Cheap pedometers should no be used for public health measures, warn doctors

Validity of the inexpensive stepping meter in counting steps in free living conditions: a pilot study. Online First: Br J Sports Med 2006 doi: 10.1136/bjsm.2005.025296

Peer-Reviewed Publication

BMJ Specialty Journals

Cheap step counters otherwise known as pedometers should not be used for public health measures, because they are inaccurate, warn doctors in a report published ahead of print in the British Journal of Sports Medicine.

They base their findings on almost 1000 pedometers, tested out by 35 volunteers between 20 and 60 years of age.

Each volunteer was given 30 cheap pedometers as well as a sophisticated automated step count log against which to compare the performance of the gadgets.

They wore five cheap pedometers and the automated step count log each day for a period of six days. They counted the steps recorded daily with each of the pedometers and compared the figures against those of the automated log.

A variation in performance of 10% was considered acceptable, but only one in four of the pedometers fell within this range.

Three out of four either exceeded or fell below 10%. And in more than one in three, the variation was greater than 50%.

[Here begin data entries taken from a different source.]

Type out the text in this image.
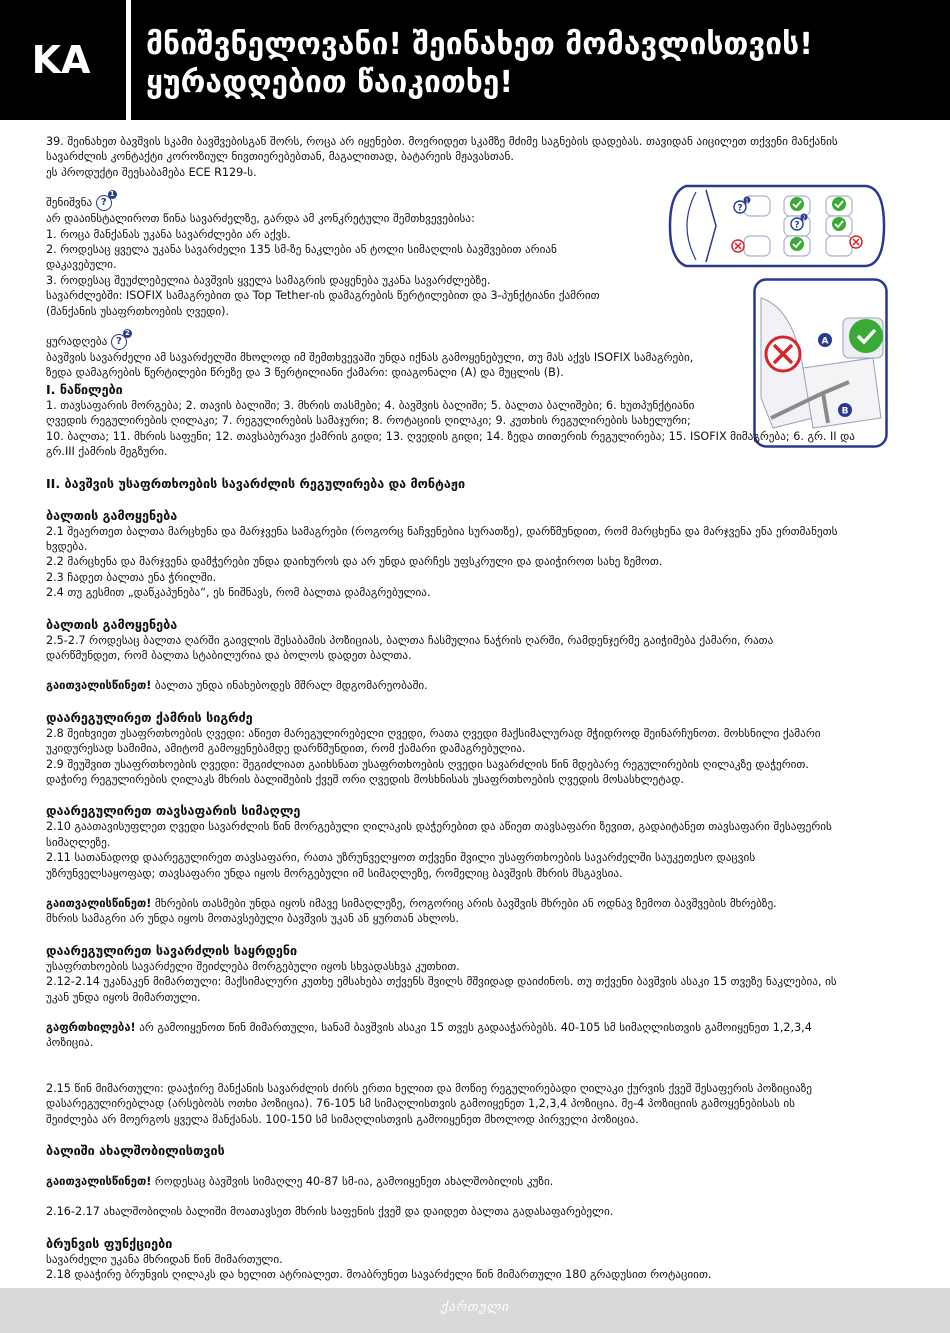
KA	მნიშვნელოვანი! შეინახეთ მომავლისთვის!
ყურადღებით წაიკითხე!
?
1
?
2
A
B

39. შეინახეთ ბავშვის სკამი ბავშვებისგან შორს, როცა არ იყენებთ. მოერიდეთ სკამზე მძიმე საგნების დადებას. თავიდან აიცილეთ თქვენი მანქანის

სავარძლის კონტაქტი კოროზიულ ნივთიერებებთან, მაგალითად, ბატარეის მჟავასთან.

ეს პროდუქტი შეესაბამება ECE R129-ს.

შენიშვნა ?
1

არ დააინსტალიროთ წინა სავარძელზე, გარდა ამ კონკრეტული შემთხვევებისა:

1. როცა მანქანას უკანა სავარძლები არ აქვს.

2. როდესაც ყველა უკანა სავარძელი 135 სმ-ზე ნაკლები ან ტოლი სიმაღლის ბავშვებით არიან

დაკავებული.

3. როდესაც შეუძლებელია ბავშვის ყველა სამაგრის დაყენება უკანა სავარძლებზე.

სავარძლებში: ISOFIX სამაგრებით და Top Tether-ის დამაგრების წერტილებით და 3-პუნქტიანი ქამრით

(მანქანის უსაფრთხოების ღვედი).

ყურადღება ?
2

ბავშვის სავარძელი ამ სავარძელში მხოლოდ იმ შემთხვევაში უნდა იქნას გამოყენებული, თუ მას აქვს ISOFIX სამაგრები,

ზედა დამაგრების წერტილები წრეზე და 3 წერტილიანი ქამარი: დიაგონალი (A) და მუცლის (B).

I. ნაწილები

1. თავსაფარის მორგება; 2. თავის ბალიში; 3. მხრის თასმები; 4. ბავშვის ბალიში; 5. ბალთა ბალიშები; 6. ხუთპუნქტიანი

ღვედის რეგულირების ღილაკი; 7. რეგულირების სამაჯური; 8. როტაციის ღილაკი; 9. კუთხის რეგულირების სახელური;

10. ბალთა; 11. მხრის საფენი; 12. თავსაბურავი ქამრის გიდი; 13. ღვედის გიდი; 14. ზედა თითერის რეგულირება; 15. ISOFIX მიმაგრება; 6. გრ. II და

გრ.III ქამრის მეგზური.

II. ბავშვის უსაფრთხოების სავარძლის რეგულირება და მონტაჟი

ბალთის გამოყენება

2.1 შეაერთეთ ბალთა მარცხენა და მარჯვენა სამაგრები (როგორც ნაჩვენებია სურათზე), დარწმუნდით, რომ მარცხენა და მარჯვენა ენა ერთმანეთს

ხვდება.

2.2 მარცხენა და მარჯვენა დამჭერები უნდა დაიხუროს და არ უნდა დარჩეს უფსკრული და დაიჭიროთ სახე ზემოთ.

2.3 ჩადეთ ბალთა ენა ჭრილში.

2.4 თუ გესმით „დაწკაპუნება“, ეს ნიშნავს, რომ ბალთა დამაგრებულია.

ბალთის გამოყენება

2.5-2.7 როდესაც ბალთა ღარში გაივლის შესაბამის პოზიციას, ბალთა ჩასმულია ნაჭრის ღარში, რამდენჯერმე გაიჭიმება ქამარი, რათა

დარწმუნდეთ, რომ ბალთა სტაბილურია და ბოლოს დადეთ ბალთა.

გაითვალისწინეთ! ბალთა უნდა ინახებოდეს მშრალ მდგომარეობაში.

დაარეგულირეთ ქამრის სიგრძე

2.8 შეიხვიეთ უსაფრთხოების ღვედი: აწიეთ მარეგულირებელი ღვედი, რათა ღვედი მაქსიმალურად მჭიდროდ შეინარჩუნოთ. მოხსნილი ქამარი

უკიდურესად სამიმია, ამიტომ გამოყენებამდე დარწმუნდით, რომ ქამარი დამაგრებულია.

2.9 შეუშვით უსაფრთხოების ღვედი: შეგიძლიათ გაიხსნათ უსაფრთხოების ღვედი სავარძლის წინ მდებარე რეგულირების ღილაკზე დაჭერით.

დაჭირე რეგულირების ღილაკს მხრის ბალიშების ქვეშ ორი ღვედის მოსხნისას უსაფრთხოების ღვედის მოსასხლეტად.

დაარეგულირეთ თავსაფარის სიმაღლე

2.10 გაათავისუფლეთ ღვედი სავარძლის წინ მორგებული ღილაკის დაჭერებით და აწიეთ თავსაფარი ზევით, გადაიტანეთ თავსაფარი შესაფერის

სიმაღლეზე.

2.11 სათანადოდ დაარეგულირეთ თავსაფარი, რათა უზრუნველყოთ თქვენი შვილი უსაფრთხოების სავარძელში საუკეთესო დაცვის

უზრუნველსაყოფად; თავსაფარი უნდა იყოს მორგებული იმ სიმაღლეზე, რომელიც ბავშვის მხრის მსგავსია.

გაითვალისწინეთ! მხრების თასმები უნდა იყოს იმავე სიმაღლეზე, როგორიც არის ბავშვის მხრები ან ოდნავ ზემოთ ბავშვების მხრებზე.

მხრის სამაგრი არ უნდა იყოს მოთავსებული ბავშვის უკან ან ყურთან ახლოს.

დაარეგულირეთ სავარძლის საყრდენი

უსაფრთხოების სავარძელი შეიძლება მორგებული იყოს სხვადასხვა კუთხით.

2.12-2.14 უკანაკენ მიმართული: მაქსიმალური კუთხე ემსახება თქვენს შვილს მშვიდად დაიძინოს. თუ თქვენი ბავშვის ასაკი 15 თვეზე ნაკლებია, ის

უკან უნდა იყოს მიმართული.

გაფრთხილება! არ გამოიყენოთ წინ მიმართული, სანამ ბავშვის ასაკი 15 თვეს გადააჭარბებს. 40-105 სმ სიმაღლისთვის გამოიყენეთ 1,2,3,4

პოზიცია.

2.15 წინ მიმართული: დააჭირე მანქანის სავარძლის ძირს ერთი ხელით და მოწიე რეგულირებადი ღილაკი ქურვის ქვეშ შესაფერის პოზიციაზე

დასარეგულირებლად (არსებობს ოთხი პოზიცია). 76-105 სმ სიმაღლისთვის გამოიყენეთ 1,2,3,4 პოზიცია. მე-4 პოზიციის გამოყენებისას ის

შეიძლება არ მოერგოს ყველა მანქანას. 100-150 სმ სიმაღლისთვის გამოიყენეთ მხოლოდ პირველი პოზიცია.

ბალიში ახალშობილისთვის

გაითვალისწინეთ! როდესაც ბავშვის სიმაღლე 40-87 სმ-ია, გამოიყენეთ ახალშობილის კუზი.

2.16-2.17 ახალშობილის ბალიში მოათავსეთ მხრის საფენის ქვეშ და დაიდეთ ბალთა გადასაფარებელი.

ბრუნვის ფუნქციები

სავარძელი უკანა მხრიდან წინ მიმართული.

2.18 დააჭირე ბრუნვის ღილაკს და ხელით ატრიალეთ. მოაბრუნეთ სავარძელი წინ მიმართული 180 გრადუსით როტაციით.

ქართული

And in almost two thirds of these, the pedometers overestimated the actual steps taken.

This is important, say the authors, because an error of 20% in 10,000 daily steps adds up to 2 000 steps, so either 8 000 or 12 000 steps will be recorded.

Pedometers have become very popular as a cheap and easy way of boosting fitness or losing weight, they say. "The wide accessibility of pedometers needs encouragement," they say.

But they warn: "Inexpensive [pedometers] provide incorrect information on step counts, which makes them inappropriate for physical activity promotion targets." And they suggest that a quality kite mark would be helpful for consumers and patients.